Ein Regime wählt sich selbst
Ernsthaft hat niemand erwartet, dass die Parlamentswahl im Iran vom Freitag vergangener Woche eine Überraschung bringen würde – und das hat sie auch nicht. Dem Anschein nach ist das Regime sogar glimpflich davongekommen. Die Wahlbeteiligung war zwar niedriger denn je in der Islamischen Republik, aber man tut einfach so, als sei das alles ein riesiger Erfolg. Aus der Perspektive des innersten Machtzirkels um den Obersten Führer Ali Khamenei scheint das ja auch der Fall zu sein: Seine direkten Unterstützer haben einen in der Tat überwältigenden Sieg errungen, de facto sind sie im neuen Parlament fast unter sich.
In Teheran konnten die besonders linientreuen »Prinzipialisten« alle 30 Parlamentssitze des dortigen Wahlkreises gewinnen. Die Hauptstadt wies allerdings die niedrigste Wahlbeteiligung im Land auf, nach offiziellen Angaben hat dort nur ein Viertel der Wahlberechtigten gewählt.
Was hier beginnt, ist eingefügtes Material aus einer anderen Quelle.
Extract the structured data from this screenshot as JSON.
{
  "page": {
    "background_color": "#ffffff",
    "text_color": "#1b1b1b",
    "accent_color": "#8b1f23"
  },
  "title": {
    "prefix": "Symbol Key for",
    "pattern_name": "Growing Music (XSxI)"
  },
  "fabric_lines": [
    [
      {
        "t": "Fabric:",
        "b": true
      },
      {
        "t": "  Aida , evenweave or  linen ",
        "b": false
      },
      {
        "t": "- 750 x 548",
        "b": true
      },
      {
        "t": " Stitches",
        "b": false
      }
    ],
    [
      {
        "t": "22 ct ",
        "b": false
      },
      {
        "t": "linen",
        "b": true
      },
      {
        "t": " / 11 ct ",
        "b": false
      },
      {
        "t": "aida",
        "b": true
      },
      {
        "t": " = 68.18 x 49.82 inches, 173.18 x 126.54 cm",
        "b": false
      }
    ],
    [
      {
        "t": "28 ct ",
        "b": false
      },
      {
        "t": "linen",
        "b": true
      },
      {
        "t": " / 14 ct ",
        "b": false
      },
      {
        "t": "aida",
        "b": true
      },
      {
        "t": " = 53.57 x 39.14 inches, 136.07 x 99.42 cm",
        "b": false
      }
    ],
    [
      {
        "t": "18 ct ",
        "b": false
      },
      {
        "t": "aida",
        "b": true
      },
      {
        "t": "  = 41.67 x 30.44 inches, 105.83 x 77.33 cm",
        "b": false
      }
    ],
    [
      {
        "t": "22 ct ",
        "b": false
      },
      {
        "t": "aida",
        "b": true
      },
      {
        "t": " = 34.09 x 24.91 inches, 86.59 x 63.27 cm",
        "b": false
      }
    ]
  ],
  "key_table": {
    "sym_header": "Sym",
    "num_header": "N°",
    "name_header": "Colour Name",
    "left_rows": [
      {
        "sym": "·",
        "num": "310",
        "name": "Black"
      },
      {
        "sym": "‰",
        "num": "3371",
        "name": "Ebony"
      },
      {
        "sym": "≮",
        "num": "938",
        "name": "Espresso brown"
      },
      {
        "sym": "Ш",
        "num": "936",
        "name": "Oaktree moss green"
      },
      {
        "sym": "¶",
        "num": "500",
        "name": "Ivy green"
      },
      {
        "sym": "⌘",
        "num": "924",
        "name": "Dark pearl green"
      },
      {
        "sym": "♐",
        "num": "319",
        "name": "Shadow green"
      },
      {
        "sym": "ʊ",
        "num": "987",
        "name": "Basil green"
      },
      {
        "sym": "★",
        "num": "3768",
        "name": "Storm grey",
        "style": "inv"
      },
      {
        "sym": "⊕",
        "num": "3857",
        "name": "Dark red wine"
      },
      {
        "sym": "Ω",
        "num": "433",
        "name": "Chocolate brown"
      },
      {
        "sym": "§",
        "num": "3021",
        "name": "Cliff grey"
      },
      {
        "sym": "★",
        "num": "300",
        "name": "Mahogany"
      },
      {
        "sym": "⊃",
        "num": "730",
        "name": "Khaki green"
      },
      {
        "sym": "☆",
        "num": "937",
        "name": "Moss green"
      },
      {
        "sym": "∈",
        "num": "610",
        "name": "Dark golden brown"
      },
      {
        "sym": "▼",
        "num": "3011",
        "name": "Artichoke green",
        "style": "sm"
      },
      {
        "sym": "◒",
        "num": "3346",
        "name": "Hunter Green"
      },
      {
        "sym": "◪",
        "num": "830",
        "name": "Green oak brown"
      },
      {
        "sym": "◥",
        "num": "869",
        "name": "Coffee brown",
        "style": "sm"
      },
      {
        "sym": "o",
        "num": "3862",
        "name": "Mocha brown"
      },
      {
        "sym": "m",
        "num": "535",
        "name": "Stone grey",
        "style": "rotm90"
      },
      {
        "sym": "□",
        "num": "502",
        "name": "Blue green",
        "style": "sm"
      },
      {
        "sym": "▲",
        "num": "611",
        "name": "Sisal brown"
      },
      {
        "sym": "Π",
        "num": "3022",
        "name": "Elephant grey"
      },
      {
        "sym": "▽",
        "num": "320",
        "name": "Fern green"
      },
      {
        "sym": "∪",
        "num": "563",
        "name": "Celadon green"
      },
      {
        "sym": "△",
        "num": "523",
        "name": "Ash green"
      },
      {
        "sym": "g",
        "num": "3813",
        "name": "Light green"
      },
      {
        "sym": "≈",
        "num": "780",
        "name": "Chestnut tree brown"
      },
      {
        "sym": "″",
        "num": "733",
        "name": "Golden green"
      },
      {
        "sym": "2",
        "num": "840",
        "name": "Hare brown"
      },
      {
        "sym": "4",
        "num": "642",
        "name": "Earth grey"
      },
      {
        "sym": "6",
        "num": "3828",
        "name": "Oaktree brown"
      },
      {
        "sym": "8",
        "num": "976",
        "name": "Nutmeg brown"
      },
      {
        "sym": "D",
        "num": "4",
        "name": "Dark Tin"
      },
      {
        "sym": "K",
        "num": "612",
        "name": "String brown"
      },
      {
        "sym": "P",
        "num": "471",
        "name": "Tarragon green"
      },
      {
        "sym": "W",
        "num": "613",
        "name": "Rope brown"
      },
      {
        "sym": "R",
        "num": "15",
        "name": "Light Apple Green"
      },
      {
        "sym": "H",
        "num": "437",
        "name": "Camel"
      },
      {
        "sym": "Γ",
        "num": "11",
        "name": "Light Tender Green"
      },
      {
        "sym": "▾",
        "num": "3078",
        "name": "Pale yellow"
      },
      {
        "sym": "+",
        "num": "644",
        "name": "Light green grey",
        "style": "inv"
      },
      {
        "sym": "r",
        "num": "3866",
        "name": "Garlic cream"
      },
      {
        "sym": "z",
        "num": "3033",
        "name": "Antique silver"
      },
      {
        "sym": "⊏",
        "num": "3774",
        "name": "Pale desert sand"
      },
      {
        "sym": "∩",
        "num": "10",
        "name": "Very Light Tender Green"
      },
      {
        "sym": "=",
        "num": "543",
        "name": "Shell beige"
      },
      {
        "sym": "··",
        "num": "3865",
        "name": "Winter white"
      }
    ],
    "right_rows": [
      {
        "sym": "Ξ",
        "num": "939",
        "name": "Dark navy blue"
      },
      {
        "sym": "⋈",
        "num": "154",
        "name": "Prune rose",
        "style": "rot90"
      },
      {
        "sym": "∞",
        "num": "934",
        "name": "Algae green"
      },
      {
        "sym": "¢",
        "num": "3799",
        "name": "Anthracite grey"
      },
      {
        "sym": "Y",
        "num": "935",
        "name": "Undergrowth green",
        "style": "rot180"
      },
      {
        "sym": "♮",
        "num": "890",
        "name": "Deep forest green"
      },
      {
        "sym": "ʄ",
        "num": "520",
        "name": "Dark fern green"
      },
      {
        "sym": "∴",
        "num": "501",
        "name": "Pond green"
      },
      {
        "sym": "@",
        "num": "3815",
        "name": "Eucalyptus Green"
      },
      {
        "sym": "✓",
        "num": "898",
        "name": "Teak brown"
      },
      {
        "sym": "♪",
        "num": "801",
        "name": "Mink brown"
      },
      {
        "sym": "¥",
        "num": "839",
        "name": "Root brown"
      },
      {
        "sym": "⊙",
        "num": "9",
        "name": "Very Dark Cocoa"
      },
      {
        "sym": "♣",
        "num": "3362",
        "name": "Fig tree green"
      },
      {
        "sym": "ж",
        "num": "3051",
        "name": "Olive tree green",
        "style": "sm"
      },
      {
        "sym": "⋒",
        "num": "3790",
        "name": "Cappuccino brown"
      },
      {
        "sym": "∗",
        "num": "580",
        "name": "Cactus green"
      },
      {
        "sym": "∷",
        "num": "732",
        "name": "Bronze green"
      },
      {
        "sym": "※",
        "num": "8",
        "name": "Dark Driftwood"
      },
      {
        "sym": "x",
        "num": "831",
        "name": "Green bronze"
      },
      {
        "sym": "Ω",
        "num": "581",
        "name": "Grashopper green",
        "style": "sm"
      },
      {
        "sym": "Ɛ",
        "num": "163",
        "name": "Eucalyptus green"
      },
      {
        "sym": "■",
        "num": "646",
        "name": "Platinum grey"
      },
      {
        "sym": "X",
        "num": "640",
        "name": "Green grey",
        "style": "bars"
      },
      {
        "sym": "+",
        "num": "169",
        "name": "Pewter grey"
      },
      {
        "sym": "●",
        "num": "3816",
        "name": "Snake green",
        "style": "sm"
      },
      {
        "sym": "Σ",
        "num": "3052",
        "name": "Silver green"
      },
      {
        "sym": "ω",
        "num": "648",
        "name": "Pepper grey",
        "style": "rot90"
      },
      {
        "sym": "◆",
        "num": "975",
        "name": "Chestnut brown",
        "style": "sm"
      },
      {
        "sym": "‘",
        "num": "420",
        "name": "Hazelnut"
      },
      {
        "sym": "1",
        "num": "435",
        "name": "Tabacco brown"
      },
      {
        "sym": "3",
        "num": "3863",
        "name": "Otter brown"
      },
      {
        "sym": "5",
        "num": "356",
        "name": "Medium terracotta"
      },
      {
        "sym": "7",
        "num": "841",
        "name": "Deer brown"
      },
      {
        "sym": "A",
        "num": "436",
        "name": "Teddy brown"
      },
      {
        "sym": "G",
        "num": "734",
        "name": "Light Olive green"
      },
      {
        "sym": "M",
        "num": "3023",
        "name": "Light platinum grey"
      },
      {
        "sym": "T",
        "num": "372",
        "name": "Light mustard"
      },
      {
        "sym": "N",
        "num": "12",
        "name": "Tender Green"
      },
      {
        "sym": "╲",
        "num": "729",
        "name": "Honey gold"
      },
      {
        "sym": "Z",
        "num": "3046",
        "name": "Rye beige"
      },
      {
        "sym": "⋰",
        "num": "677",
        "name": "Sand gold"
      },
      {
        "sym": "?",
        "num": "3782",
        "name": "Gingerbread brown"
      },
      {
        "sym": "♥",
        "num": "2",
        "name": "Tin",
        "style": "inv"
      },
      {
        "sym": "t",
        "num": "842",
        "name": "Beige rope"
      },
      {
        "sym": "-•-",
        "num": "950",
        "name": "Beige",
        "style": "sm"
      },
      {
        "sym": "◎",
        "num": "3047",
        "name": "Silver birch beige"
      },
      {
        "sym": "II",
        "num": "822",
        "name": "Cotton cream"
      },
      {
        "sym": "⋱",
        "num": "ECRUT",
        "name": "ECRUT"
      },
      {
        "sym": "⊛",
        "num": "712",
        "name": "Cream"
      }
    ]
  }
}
Dabei hatte man noch am Wahltag das Ende der Stimmabgabe um sechs Stunden herausgezögert. Damit ist diese Wahl genau nicht zu dem geworden, als das Khamenei sie zuvor beschworen hatte: ein Zeichen der Stärke des Iran. Ein »starkes Parlament«, von dem Khamenei fabulierte, ist in den Machtstrukturen der Islamischen Republik gar nicht vorgesehen. Das neue Parlament ist in seiner Geschlossenheit geradezu ein Zeichen der Schwäche und des Niedergangs. Die Rolle der »Reformer« und »Moderaten« war es ja immer, die Hoffnung auf einen allmählichen Wandel zu erhalten und Pluralität vorzutäuschen. Diese einst wichtige Fraktion hat im System der Islamischen Republik keine Bedeutung mehr.
So machtlos und systemtreu die Unterstützer des »moderaten« Präsidenten Hassan Rohani auch immer waren, das Regime hat in seiner fundamentalen Krise den Entschluss gefasst, die Reihen fest zu schließen. Noch nie war die Zahl der nicht zugelassenen Kandidaten so hoch wie diesmal, allein 90 der 290 Abgeordneten durften sich nicht zur Wiederwahl stellen. Dabei hatten die »Reformer« zuletzt noch einmal deutlich gemacht, wes Geistes Kind sie sind: Ließ die so offensichtlich manipulative Kandidatenauslese sogar erste leise Drohungen mit Boykottaufrufen bei den »Reformern« aufkommen, während Rohani anfangs warnte, wenn nur noch Kandidaten einer Partei zur Wahl stünden, sei das keine Wahl mehr, rief man zum Schluss brav zur Wahlteilnahme auf. Auch Rohani ließ sich beim Einwerfen eines Wahlzettels fotografieren, auf dem vor allem solche Kandidaten zur Auswahl standen, die ihn in seinen letzten verbleibenden Monaten im Amt noch einflussloser machen werden, als das ohnehin schon der Fall ist.
Es bleibt nur noch die Wahl eines entsprechenden Hardliners zum Präsidenten im kommenden Jahr, wofür allein schon die Auswahl der Kandidaten durch den Expertenrat sorgen könnte, und die Transformation der Islamischen Republik Iran zu einer offenen Diktatur ist vollendet. Die Herrschaft des Obersten Führers Ali Khamenei und der Revolutionsgarden zeigt sich immer unverhüllter, während die soziale Basis des Establishments kleiner wird. Die Belastbarkeit und vergleichsweise hohe Flexibilität der Islamischen Republik Iran war der Existenz konkurrierender Machtzentren geschuldet, die miteinander Kompromisse schließen mussten. Damit scheint es nun vorbei zu sein.